Monkey Business

My mom was not an animal lover. I finally talked her into letting me get a cat when I was in 8th or 9th grade. She hated it. She couldn’t stand it when Ginger would rub up against her legs. As an adolescent, it was quite fun to watch. Adolescents are wicked creatures.

In the summer between junior and senior year of high school, my best friend fled the abuse at her home and came to live with us. Mom loved kids and adopted all my friends as her own. Sherry had a job and I was the driver. We got into all kinds of trouble like blowing the muffler off the car pretending it was a glass pack on a tricked out race car, or getting stuck in the mud out a back road, or….well, you get the picture. Mom went grey young for a reason. Anyway, nothing got us in as much trouble as the monkey incident.

Monday’s post mentioned my bike coming from Monkey Wards and it reminded me of this story. My foster sister and I had been out riding around on a Friday night after school and stopped in Montgomery Wards just before they closed. For some reason, there was a monkey in a cage in the west entrance of the store and we had been stopping in frequently to visit it. It was the cutest little thing…just like the little organ grinder monkeys of long ago and we loved It. Well, this particular Friday, my “sister” had just gotten her paycheck. The monkey was $150. Her check was $153. What girl doesn’t need a monkey, right? So, we bought it, put the cage in the back seat, and cruised. Along about curfew time, we began to worry about how we were going to explain the monkey. Do we flat out tell her? Do we just walk in with it and give her a heart attack? We were adolescents…of COURSE we opted for the heart attack!

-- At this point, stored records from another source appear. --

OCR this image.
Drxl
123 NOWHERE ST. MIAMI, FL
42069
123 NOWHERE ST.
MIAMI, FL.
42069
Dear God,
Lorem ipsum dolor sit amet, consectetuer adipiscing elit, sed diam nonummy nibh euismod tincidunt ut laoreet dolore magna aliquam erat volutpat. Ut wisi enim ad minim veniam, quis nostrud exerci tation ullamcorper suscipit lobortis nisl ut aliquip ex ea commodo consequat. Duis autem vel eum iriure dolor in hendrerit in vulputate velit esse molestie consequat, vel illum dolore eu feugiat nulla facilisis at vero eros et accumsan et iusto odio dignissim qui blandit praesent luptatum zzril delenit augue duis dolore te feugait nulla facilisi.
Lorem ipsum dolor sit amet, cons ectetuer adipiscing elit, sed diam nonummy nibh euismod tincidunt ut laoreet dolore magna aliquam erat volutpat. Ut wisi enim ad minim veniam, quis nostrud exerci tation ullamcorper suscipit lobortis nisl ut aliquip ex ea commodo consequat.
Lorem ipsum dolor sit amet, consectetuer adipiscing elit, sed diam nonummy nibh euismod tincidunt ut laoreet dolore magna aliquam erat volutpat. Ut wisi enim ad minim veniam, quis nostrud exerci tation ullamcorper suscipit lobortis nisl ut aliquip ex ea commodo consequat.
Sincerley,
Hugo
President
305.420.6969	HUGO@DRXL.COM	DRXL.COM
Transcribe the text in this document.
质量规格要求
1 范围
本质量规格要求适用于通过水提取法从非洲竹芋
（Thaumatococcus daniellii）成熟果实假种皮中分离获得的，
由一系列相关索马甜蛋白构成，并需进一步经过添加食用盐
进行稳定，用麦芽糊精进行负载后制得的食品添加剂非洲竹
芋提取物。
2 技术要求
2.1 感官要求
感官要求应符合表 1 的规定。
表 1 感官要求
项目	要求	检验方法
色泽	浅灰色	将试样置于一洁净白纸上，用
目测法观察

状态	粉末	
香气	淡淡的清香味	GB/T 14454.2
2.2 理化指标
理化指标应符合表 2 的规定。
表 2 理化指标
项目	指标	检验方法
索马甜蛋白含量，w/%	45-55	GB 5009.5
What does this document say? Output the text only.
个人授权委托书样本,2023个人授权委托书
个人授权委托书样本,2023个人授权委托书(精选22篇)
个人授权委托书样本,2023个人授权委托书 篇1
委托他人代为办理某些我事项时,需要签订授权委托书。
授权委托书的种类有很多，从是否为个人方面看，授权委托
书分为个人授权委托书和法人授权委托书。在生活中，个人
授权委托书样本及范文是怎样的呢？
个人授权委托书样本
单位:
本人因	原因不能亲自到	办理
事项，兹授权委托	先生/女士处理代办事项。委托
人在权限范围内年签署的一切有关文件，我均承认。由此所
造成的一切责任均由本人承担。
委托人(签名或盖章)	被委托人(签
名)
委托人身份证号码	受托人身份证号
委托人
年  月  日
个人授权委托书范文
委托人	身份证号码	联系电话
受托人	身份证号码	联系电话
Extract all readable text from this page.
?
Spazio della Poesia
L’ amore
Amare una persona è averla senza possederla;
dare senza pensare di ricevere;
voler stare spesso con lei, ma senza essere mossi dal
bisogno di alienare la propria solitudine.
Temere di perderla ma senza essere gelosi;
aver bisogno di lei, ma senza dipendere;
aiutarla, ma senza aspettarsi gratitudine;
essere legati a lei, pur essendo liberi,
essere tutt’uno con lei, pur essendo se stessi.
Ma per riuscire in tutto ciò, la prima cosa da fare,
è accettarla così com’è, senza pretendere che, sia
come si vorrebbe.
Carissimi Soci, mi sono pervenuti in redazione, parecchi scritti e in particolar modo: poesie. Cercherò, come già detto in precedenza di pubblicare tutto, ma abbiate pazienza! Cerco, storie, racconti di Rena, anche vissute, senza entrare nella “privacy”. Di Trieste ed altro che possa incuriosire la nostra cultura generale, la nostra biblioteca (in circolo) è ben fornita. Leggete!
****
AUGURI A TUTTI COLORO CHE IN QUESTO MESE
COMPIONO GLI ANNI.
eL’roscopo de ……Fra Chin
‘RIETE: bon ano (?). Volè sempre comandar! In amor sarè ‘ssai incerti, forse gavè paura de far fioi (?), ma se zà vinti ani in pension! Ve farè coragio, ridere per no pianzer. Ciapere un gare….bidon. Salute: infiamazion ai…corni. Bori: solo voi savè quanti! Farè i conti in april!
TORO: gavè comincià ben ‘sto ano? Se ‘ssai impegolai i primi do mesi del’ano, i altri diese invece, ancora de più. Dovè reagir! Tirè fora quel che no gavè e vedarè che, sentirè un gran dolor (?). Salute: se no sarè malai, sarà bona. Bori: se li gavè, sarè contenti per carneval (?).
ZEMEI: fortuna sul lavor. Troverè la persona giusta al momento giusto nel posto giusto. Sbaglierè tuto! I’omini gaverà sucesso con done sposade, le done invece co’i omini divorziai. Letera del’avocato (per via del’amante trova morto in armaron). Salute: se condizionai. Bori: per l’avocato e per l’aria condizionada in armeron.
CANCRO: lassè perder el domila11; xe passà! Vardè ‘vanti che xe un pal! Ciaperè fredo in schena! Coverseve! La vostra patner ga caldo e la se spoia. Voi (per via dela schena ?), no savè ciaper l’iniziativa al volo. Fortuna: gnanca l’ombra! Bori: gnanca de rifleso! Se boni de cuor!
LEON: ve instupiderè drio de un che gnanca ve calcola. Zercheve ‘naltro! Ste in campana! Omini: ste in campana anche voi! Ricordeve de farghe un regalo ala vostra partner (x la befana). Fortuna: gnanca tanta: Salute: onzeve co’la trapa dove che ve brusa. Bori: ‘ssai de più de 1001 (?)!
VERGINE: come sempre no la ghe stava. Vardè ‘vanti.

I’m not sure I can adequately describe the sound that came out of my mother when she first caught sight of our new little friend. Somewhere between sitting in the chair and standing on the kitchen counter, there was total chaos in the kitchen. Mom freaked out. Which in turn freaked out the monkey whose instinct was to climb…high and fast. In an instant, the monkey climbed up my “sister”, jumped to the top of the fridge and sat there…screaming. Seriously, I was frightened for my life when my mother gathered her wits about her. She insisted we take the monkey back immediately. We explained that not only was it approaching midnight and the store was closed, but the manager had told us we could not return the monkey. “All sales are final, Mom. We HAVE to keep it!”

And that’s how I came to spend the night in the car with a monkey.

As soon as the store was open, mom took us back down to Monkey Wards and showed the manager a side of her few had ever seen. It was a sight to behold.

““Then the Lord relented and did not bring on his people the disaster he had threatened.”